College of Public Health and Health Professions
CLINICAL AND HEALTH PSYCHOLOGY
Joseph Gullett, PhD
Gullett’s research is focused on the use of machine learning methods to predict intervention outcomes and disease progression in older adults with mild cognitive impairment, and the relationship of white matter microstructure with clinical disorders and their associated neuropsychological function.

HEALTH SERVICES MANAGEMENT, RESEARCH & POLICY
Noah Hammarlund, PhD
Hammarlund merges health economics with innovations in artificial intelligence to investigate the role of social factors in the delivery of healthcare with the goal to better target policy solutions to disparities in health.

Clinical and Health Psychology
Aprinda Indahlastari, PhD
Indahlastari uses multimodal neuroimaging and machine learning enhanced computational models to improve the efficacy and reliability of treatment outcomes from non-invasive brain stimulation methods such as tDCS. Her current projects include predicting electrical current dose in stimulated brain regions, identifying sources of inter-individual variability in treatment outcomes, and investigating potential mechanisms that contribute to physiological changes caused by electrical stimulation.

Environmental and Global Health
Zhoumeng Lin, PhD, DABT, CPH
Lin develops and applies computational technologies, including AI and physiologically based pharmacokinetic (PBPK) modeling for environmental chemicals, nanoparticles and drugs in animals and humans to address research questions related to nanomedicine, food safety and chemical risk assessments.
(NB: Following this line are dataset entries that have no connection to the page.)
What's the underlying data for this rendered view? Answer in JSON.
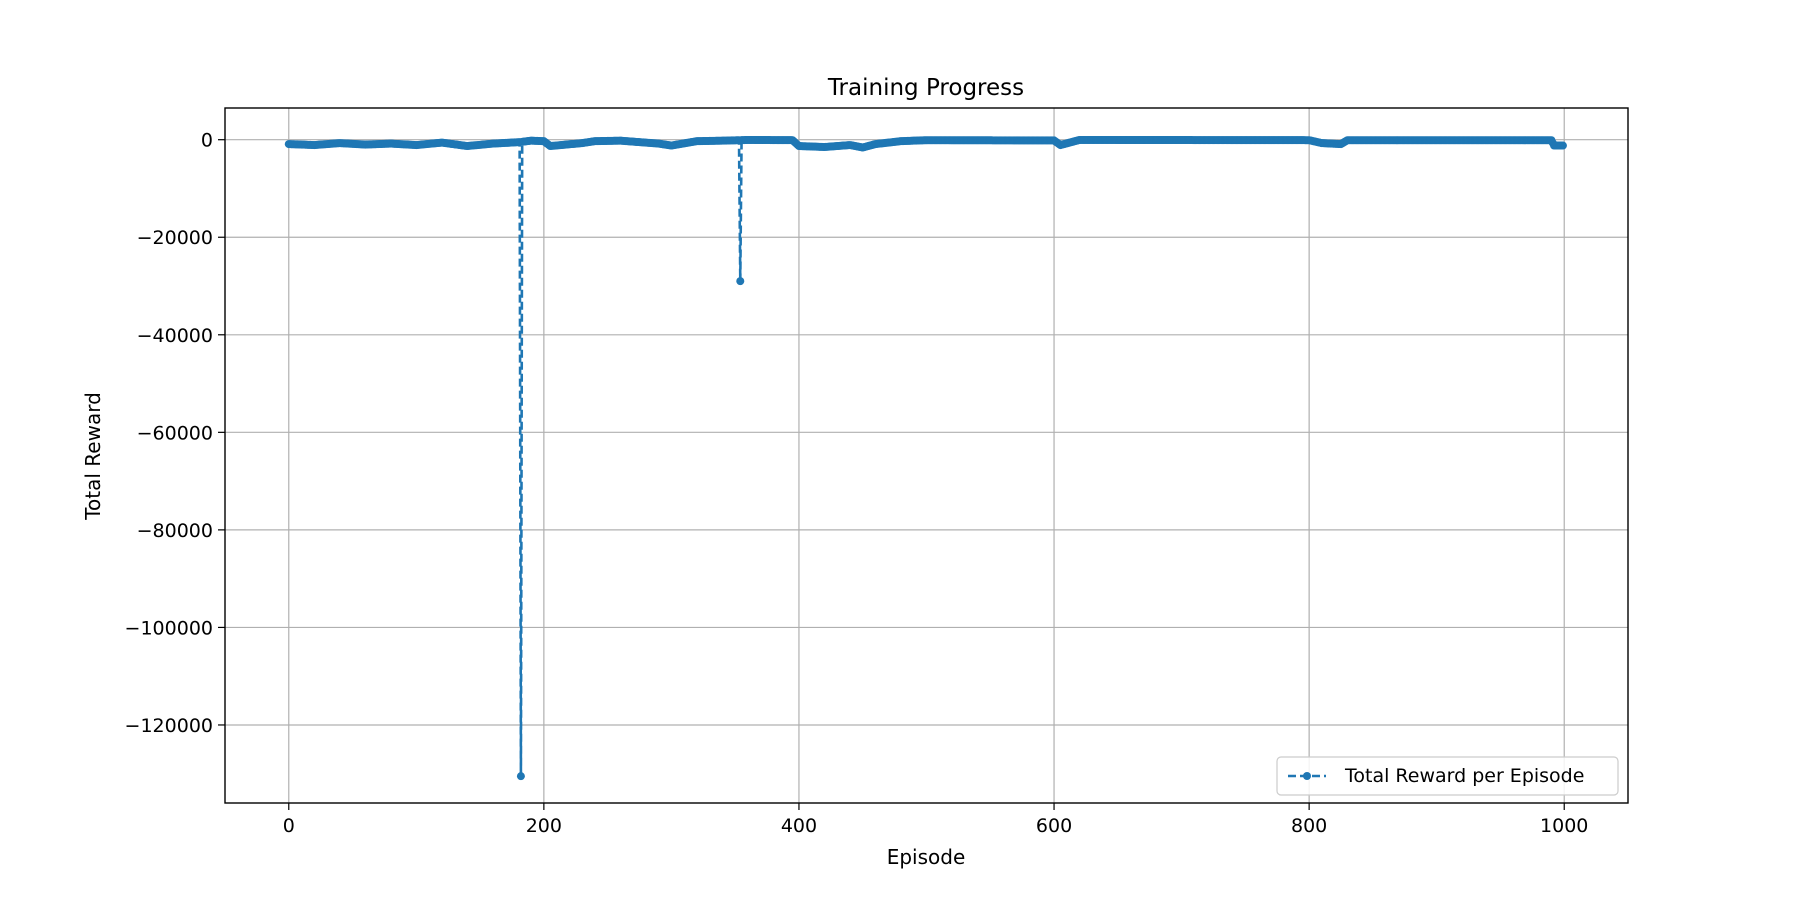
{
  "chart_data": {
    "type": "line",
    "title": "Training Progress",
    "xlabel": "Episode",
    "ylabel": "Total Reward",
    "xlim": [
      -50,
      1050
    ],
    "ylim": [
      -136000,
      6500
    ],
    "x_ticks": [
      0,
      200,
      400,
      600,
      800,
      1000
    ],
    "x_tick_labels": [
      "0",
      "200",
      "400",
      "600",
      "800",
      "1000"
    ],
    "y_ticks": [
      0,
      -20000,
      -40000,
      -60000,
      -80000,
      -100000,
      -120000
    ],
    "y_tick_labels": [
      "0",
      "−20000",
      "−40000",
      "−60000",
      "−80000",
      "−100000",
      "−120000"
    ],
    "grid": true,
    "legend_position": "lower-right",
    "series": [
      {
        "name": "Total Reward per Episode",
        "color": "#1f77b4",
        "line_style": "dashed",
        "marker": "circle",
        "x_range": [
          0,
          999
        ],
        "baseline_segments": [
          [
            0,
            -900
          ],
          [
            20,
            -1100
          ],
          [
            40,
            -700
          ],
          [
            60,
            -1000
          ],
          [
            80,
            -800
          ],
          [
            100,
            -1100
          ],
          [
            120,
            -600
          ],
          [
            140,
            -1300
          ],
          [
            160,
            -800
          ],
          [
            181,
            -500
          ],
          [
            190,
            -200
          ],
          [
            200,
            -300
          ],
          [
            205,
            -1300
          ],
          [
            230,
            -700
          ],
          [
            240,
            -300
          ],
          [
            260,
            -200
          ],
          [
            290,
            -800
          ],
          [
            300,
            -1200
          ],
          [
            320,
            -300
          ],
          [
            340,
            -200
          ],
          [
            354,
            -100
          ],
          [
            360,
            -50
          ],
          [
            395,
            -100
          ],
          [
            400,
            -1300
          ],
          [
            420,
            -1500
          ],
          [
            440,
            -1100
          ],
          [
            450,
            -1600
          ],
          [
            460,
            -900
          ],
          [
            480,
            -300
          ],
          [
            500,
            -100
          ],
          [
            600,
            -150
          ],
          [
            605,
            -1100
          ],
          [
            615,
            -400
          ],
          [
            620,
            -50
          ],
          [
            800,
            -100
          ],
          [
            810,
            -700
          ],
          [
            825,
            -900
          ],
          [
            830,
            -100
          ],
          [
            990,
            -100
          ],
          [
            992,
            -1200
          ],
          [
            999,
            -1200
          ]
        ],
        "spikes": [
          {
            "episode": 182,
            "value": -130500
          },
          {
            "episode": 354,
            "value": -29000
          }
        ]
      }
    ]
  }
}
His long-term goals is to develop AI-assisted computational models to support a “One Health” approach for decision-making in human, animal and environmental health.

College of Veterinary Medicine
SMALL ANIMAL CLINICAL SCIENCES
Jong Hyuk Kim, DVM, PhD
Kim, as a veterinarian, focuses on developing novel diagnostic and therapeutic applications to improve both human and animal health using artificial intelligence. His interest is to define the underlying mechanisms of naturally occurring cancers in animals and humans. By integrating sophisticated disease modeling using iPSC, bioprinting, and genome engineering, he creates AI-implemented tools to revolutionize comparative and translational medicine.